Sebentar lagi, Huawei bakal meluncurkan smartphone flagship terbarunya, yakni dari jajaran Mate yaitu Mate 30 dan Mate 30 Pro. Namun menurut kabar terbaru, jajaran flagship tersebut tampaknya terancam tetap tidak akan hadir dengan aneka layanan dan aplikasi Google seperti Google Play Store dan aplikasi Google lainnya meski
Mate 30 adalah produk dengan jaringan seluler 5G pertama Huawei sejak Presiden AS Donald Trump secara efektif memasukkan perusahaan asal Tiongkok itu ke dalam daftar hitam pada bulan Mei lalu. Pada bulan Juni, Huawei dan AS berdamai setelah Presiden Tiongkok Xi Jinping menemui Trump saat acara Konferensi Tingkat Tinggi (KTT) G20 yang berlangsung di Osaka, Jepang.
Namun pada bulan Agustus, Pemerintah AS kembali menunda pelarangan untuk Huawei berbisnis dengan Negeri Paman Sam tersebut. Penundaan itu dilakukan selama 90 hari.
Alasan penundaan tersebut adalah banyak perusahaan telekomunikasi di AS yang membutuhkan tambahan waktu untuk mengganti peralatan telekomunikasinya yang saat ini masih menggunakan perangkat buatan Huawei.
Kini menurut juru bicara Google yang berbicara dengan Reuters, Mate 30 tidak dapat dijual dengan aplikasi dan layanan Google berlisensi karena larangan perdagangan AS ke Huawei tersebut. Penangguhan sementara yang diumumkan pemerintah AS pekan lalu tidak berlaku untuk produk baru seperti Mate 30.
Perusahaan AS perlu mengajukan lisensi dari pemerintah AS jika Huawei merilis seri Mate 30 dengan versi Android berlisensi penuh. Itu disebabkan Mate 30 Pro diklasifikasikan sebagai perangkat baru, bukan perangkat yang ada saat larangan perdagangan berlaku.
Sejauh ini Departemen Perdagangan AS telah menerima lebih dari 130 permohonan lisensi dari berbagai perusahaan AS yang ingin tetap berbisnis dengan Huawei, tapi belum ada satupun yang dikabulkan.
Selain Mate 30, ponsel Huawei anyar lainnya seperti smartphone lipat Mate X yang tak kunjung meluncur juga terancam tidak bisa memakai layanan dan aplikasi Google.

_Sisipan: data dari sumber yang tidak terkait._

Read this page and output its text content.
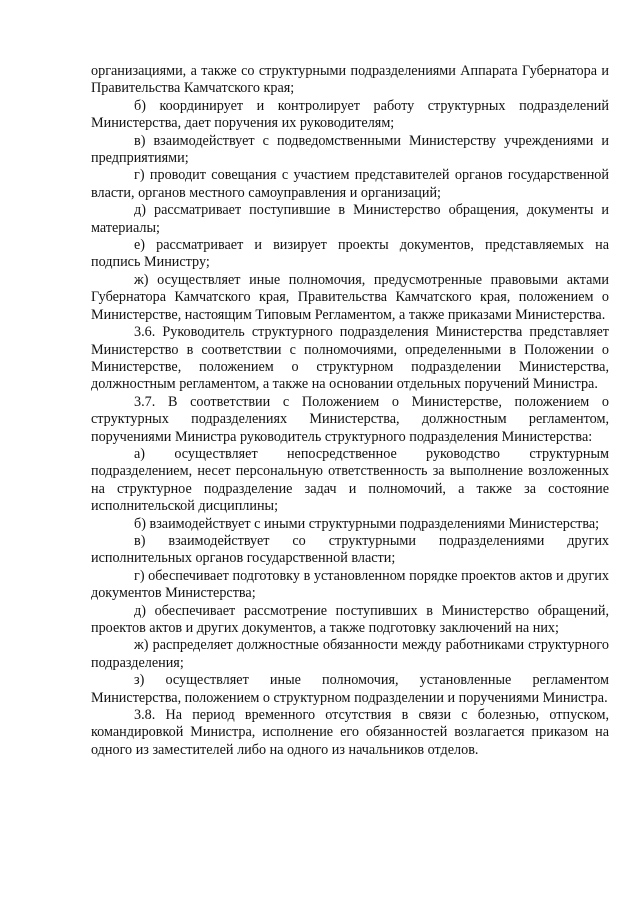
организациями, а также со структурными подразделениями Аппарата Губернатора и Правительства Камчатского края;

б) координирует и контролирует работу структурных подразделений Министерства, дает поручения их руководителям;

в) взаимодействует с подведомственными Министерству учреждениями и предприятиями;

г) проводит совещания с участием представителей органов государственной власти, органов местного самоуправления и организаций;

д) рассматривает поступившие в Министерство обращения, документы и материалы;

е) рассматривает и визирует проекты документов, представляемых на подпись Министру;

ж) осуществляет иные полномочия, предусмотренные правовыми актами Губернатора Камчатского края, Правительства Камчатского края, положением о Министерстве, настоящим Типовым Регламентом, а также приказами Министерства.

3.6. Руководитель структурного подразделения Министерства представляет Министерство в соответствии с полномочиями, определенными в Положении о Министерстве, положением о структурном подразделении Министерства, должностным регламентом, а также на основании отдельных поручений Министра.

3.7. В соответствии с Положением о Министерстве, положением о структурных подразделениях Министерства, должностным регламентом, поручениями Министра руководитель структурного подразделения Министерства:

а) осуществляет непосредственное руководство структурным подразделением, несет персональную ответственность за выполнение возложенных на структурное подразделение задач и полномочий, а также за состояние исполнительской дисциплины;

б) взаимодействует с иными структурными подразделениями Министерства;

в) взаимодействует со структурными подразделениями других исполнительных органов государственной власти;

г) обеспечивает подготовку в установленном порядке проектов актов и других документов Министерства;

д) обеспечивает рассмотрение поступивших в Министерство обращений, проектов актов и других документов, а также подготовку заключений на них;

ж) распределяет должностные обязанности между работниками структурного подразделения;

з) осуществляет иные полномочия, установленные регламентом Министерства, положением о структурном подразделении и поручениями Министра.

3.8. На период временного отсутствия в связи с болезнью, отпуском, командировкой Министра, исполнение его обязанностей возлагается приказом на одного из заместителей либо на одного из начальников отделов.
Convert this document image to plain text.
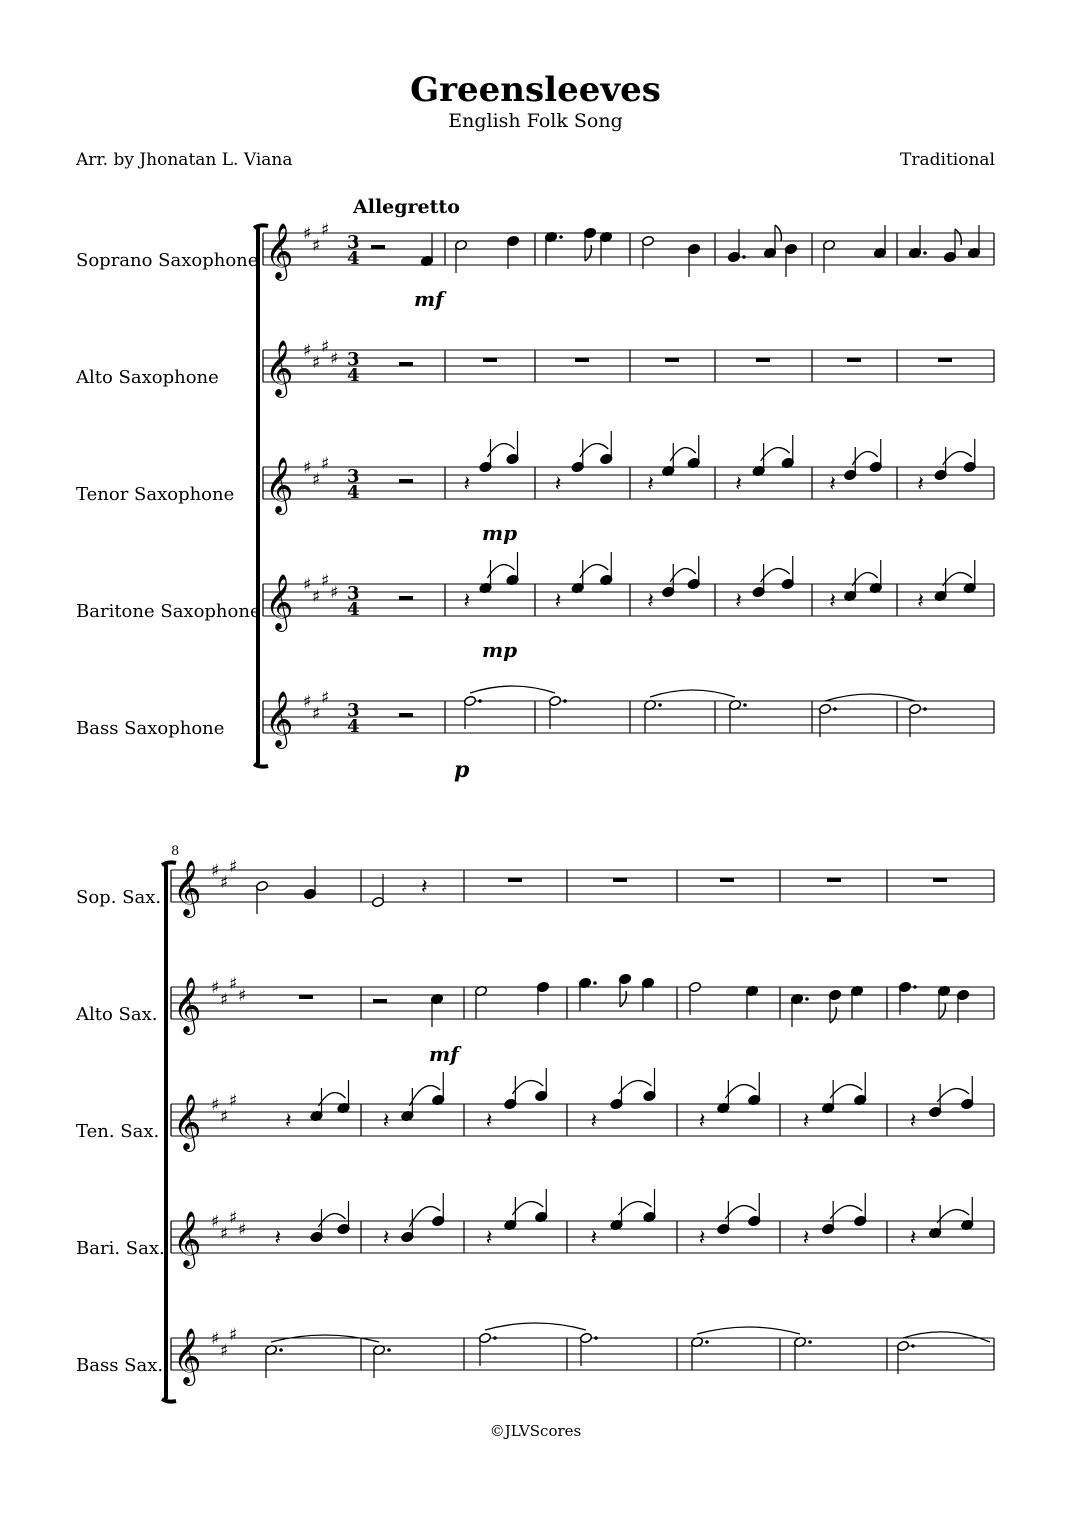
Greensleeves
English Folk Song
Arr. by Jhonatan L. Viana	Traditional
Allegretto
Soprano Saxophone
Alto Saxophone
Tenor Saxophone
Baritone Saxophone
Bass Saxophone
Sop. Sax.
Alto Sax.
Ten. Sax.
Bari. Sax.
Bass Sax.
©JLVScores
𝄞 ♯
♯
♯
3
4
𝄞 ♯
♯
♯
♯ 3
4
𝄞 ♯
♯
♯
3
4
𝄞 ♯
♯
♯
♯ 3
4
𝄞 ♯
♯
♯
3
4
𝄞 ♯
♯
♯
𝄞 ♯
♯
♯
♯
𝄞 ♯
♯
♯
𝄞 ♯
♯
♯
♯
𝄞 ♯
♯
♯
𝄽	𝄽	𝄽	𝄽	𝄽	𝄽
𝄽	𝄽	𝄽	𝄽	𝄽	𝄽
𝄽
𝄽	𝄽	𝄽	𝄽	𝄽	𝄽	𝄽
𝄽	𝄽	𝄽	𝄽	𝄽	𝄽	𝄽
mf
mp
mp
p
mf
8
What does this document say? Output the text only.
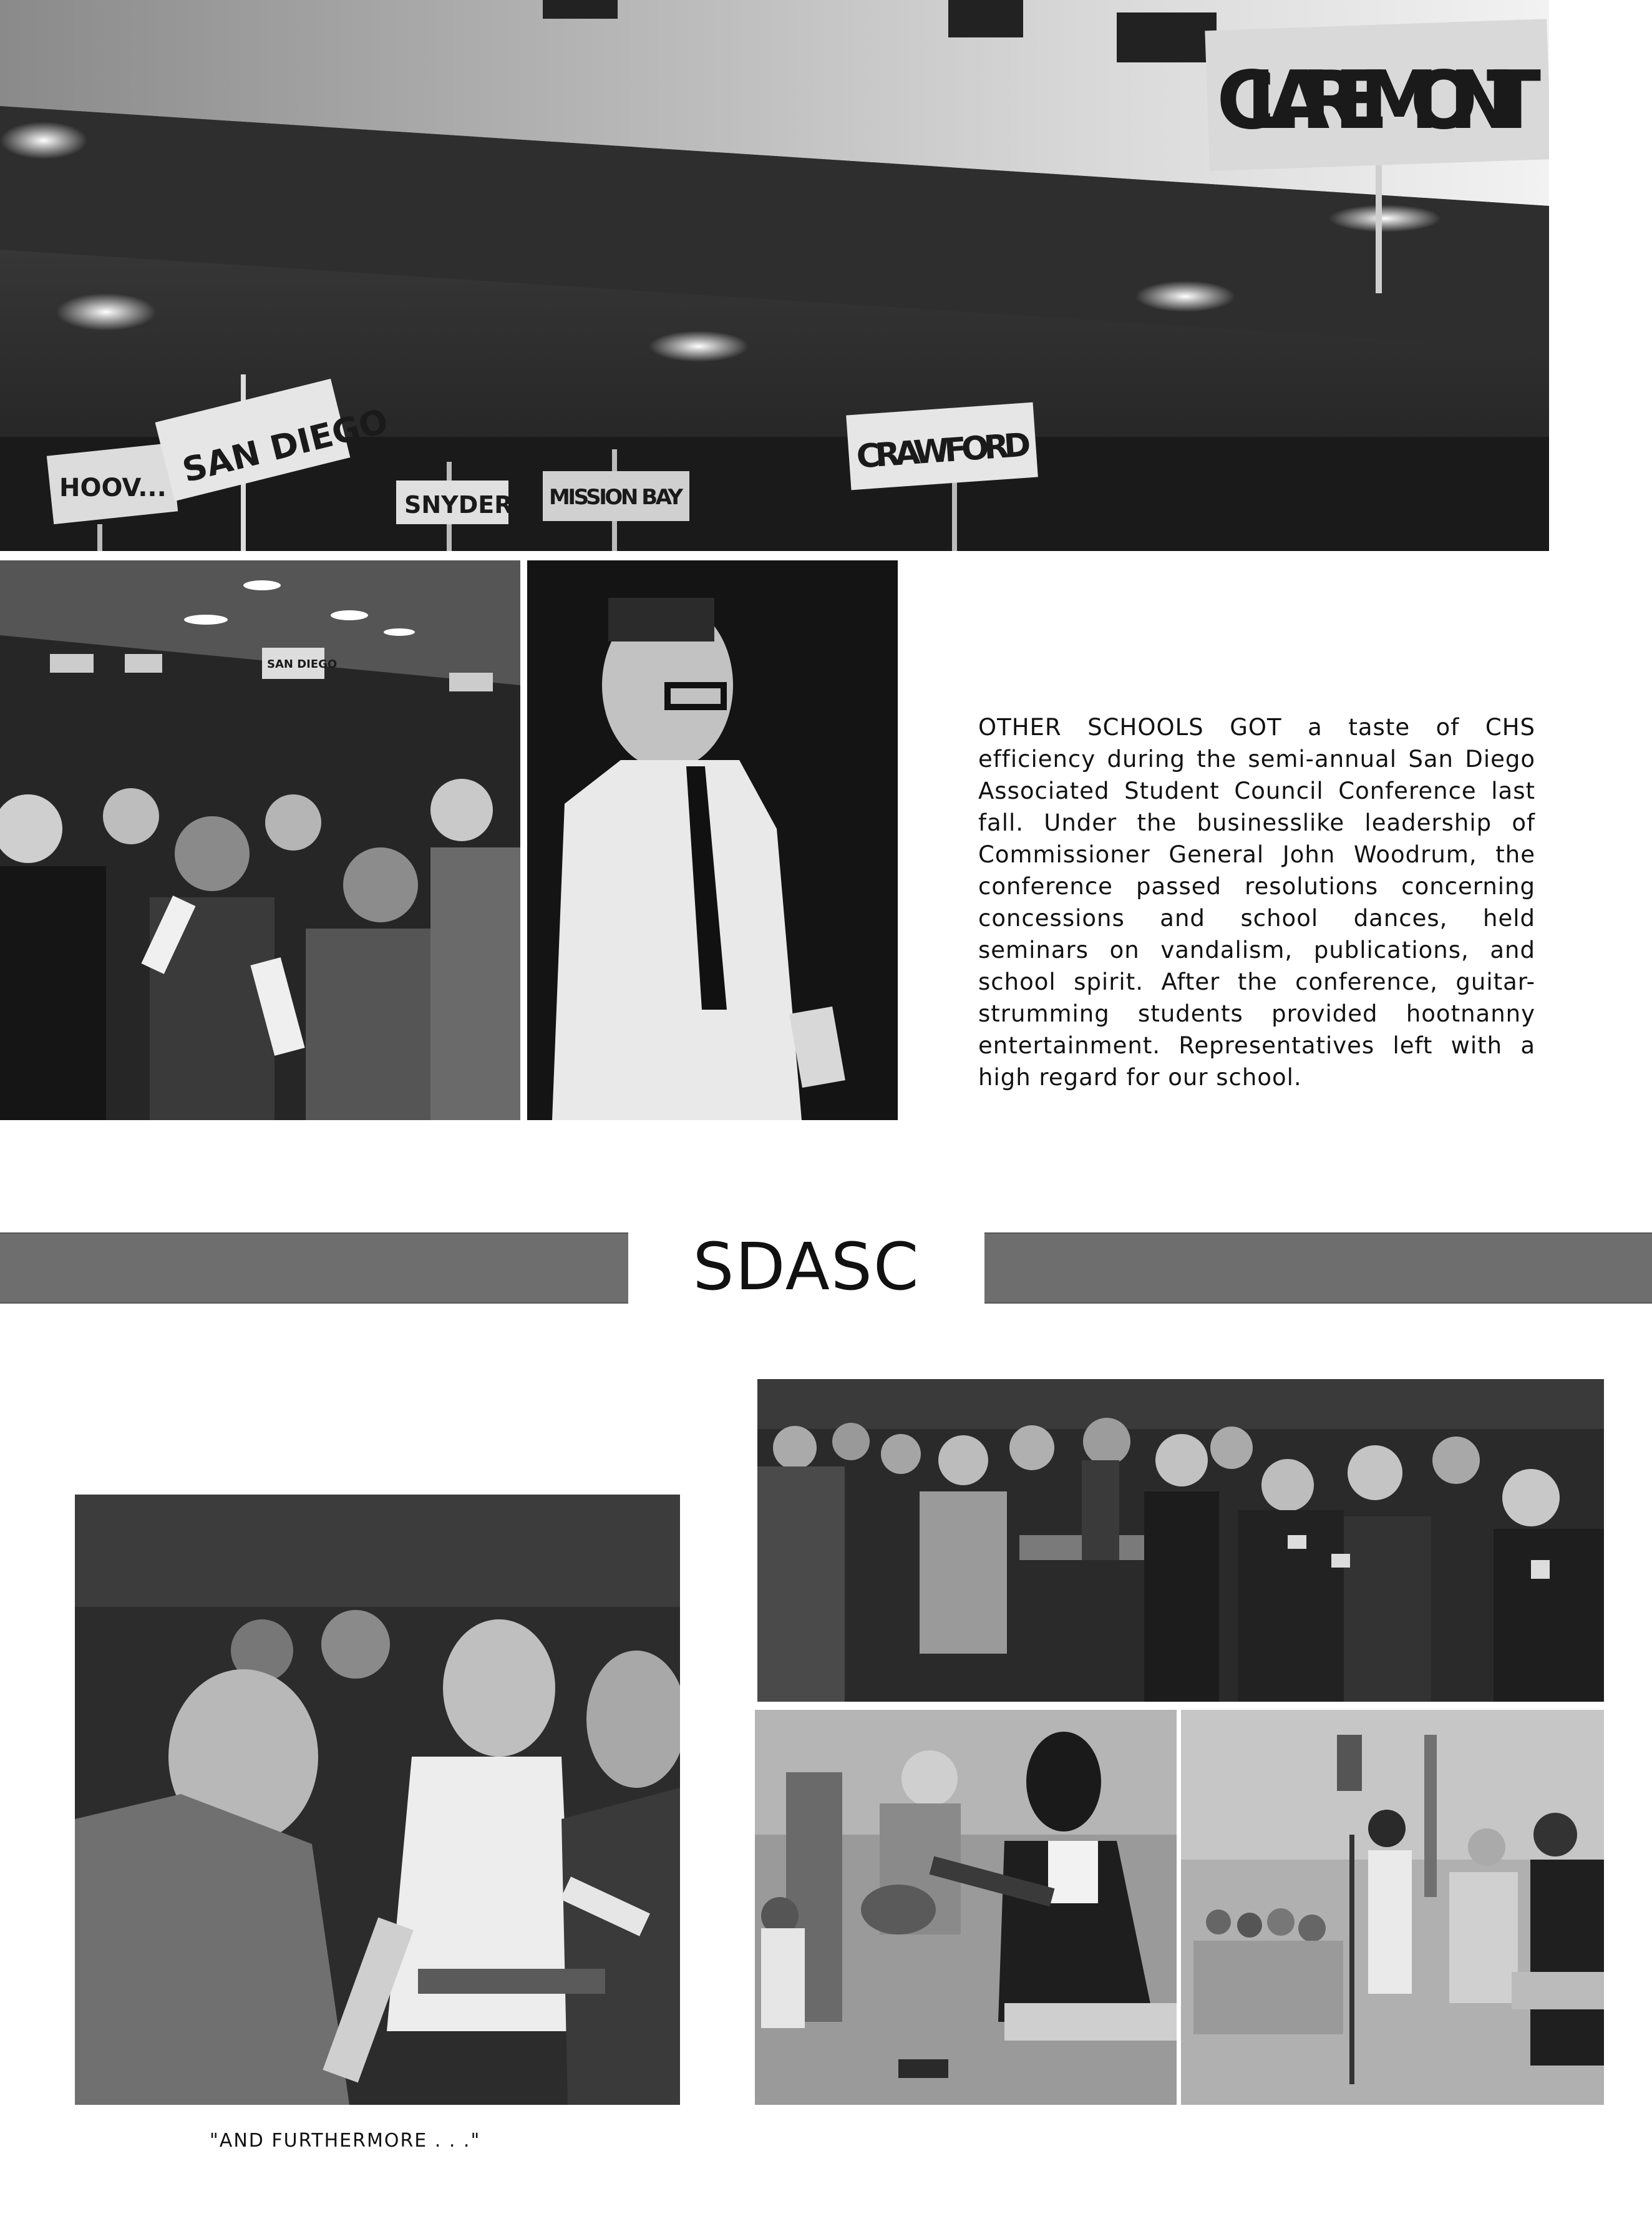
CLAIREMONT
HOOV... SAN DIEGO
SNYDER MISSION BAY
CRAWFORD
SAN DIEGO

OTHER SCHOOLS GOT a taste of CHS efficiency during the semi-annual San Diego Associated Student Council Conference last fall. Under the businesslike leadership of Commissioner General John Woodrum, the conference passed resolutions concerning concessions and school dances, held seminars on vandalism, publications, and school spirit. After the conference, guitar-strumming students provided hootnanny entertainment. Representatives left with a high regard for our school.

SDASC

"AND FURTHERMORE . . ."
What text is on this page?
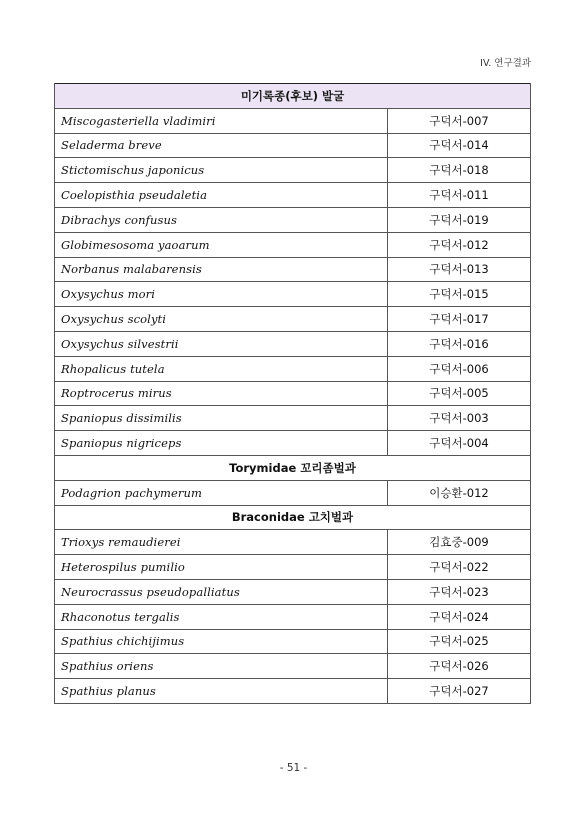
IV. 연구결과
미기록종(후보) 발굴	
Miscogasteriella vladimiri	구덕서-007
Seladerma breve	구덕서-014
Stictomischus japonicus	구덕서-018
Coelopisthia pseudaletia	구덕서-011
Dibrachys confusus	구덕서-019
Globimesosoma yaoarum	구덕서-012
Norbanus malabarensis	구덕서-013
Oxysychus mori	구덕서-015
Oxysychus scolyti	구덕서-017
Oxysychus silvestrii	구덕서-016
Rhopalicus tutela	구덕서-006
Roptrocerus mirus	구덕서-005
Spaniopus dissimilis	구덕서-003
Spaniopus nigriceps	구덕서-004
Torymidae 꼬리좀벌과	
Podagrion pachymerum	이승환-012
Braconidae 고치벌과	
Trioxys remaudierei	김효중-009
Heterospilus pumilio	구덕서-022
Neurocrassus pseudopalliatus	구덕서-023
Rhaconotus tergalis	구덕서-024
Spathius chichijimus	구덕서-025
Spathius oriens	구덕서-026
Spathius planus	구덕서-027
- 51 -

Meski demikian, ponsel-ponsel Huawei tetap bisa menjalankan OS Android karena sifatnya yang terbuka (open source). Huawei sendiri sudah menyiapkan alternatif bernama HarmonyOS sebagai antisipasi apabila sama sekali tidak bisa menggunakan sistem operasi Android.
"Huawei akan terus menggunakan OS Android dan ekosistem jika pemerintah AS mengizinkan kami melakukannya," kata juru bicara Huawei Joe Kelly kepada Reuters. "Kalau tidak, kita akan terus mengembangkan sistem operasi dan ekosistem kita sendiri."
Huawei tampaknya harus berusaha keras dalam penjualannya di seluruh dunia kecuali Eropa. Menurut analis independen Richard Windsor, tanpa adanya layanan Google, tak akan ada yang mau beli perangkat Huawei.
Berdasarkan hasil laporan dari perusahaan riset Counterpoint Research, penjualan Huawei di Eropa merosot menjadi 19,3 persen pada kuartal kedua dari 24,9 persen pada kuartal pertama. Penurunan omset ini memberikan pukulan besar bagi Huawei.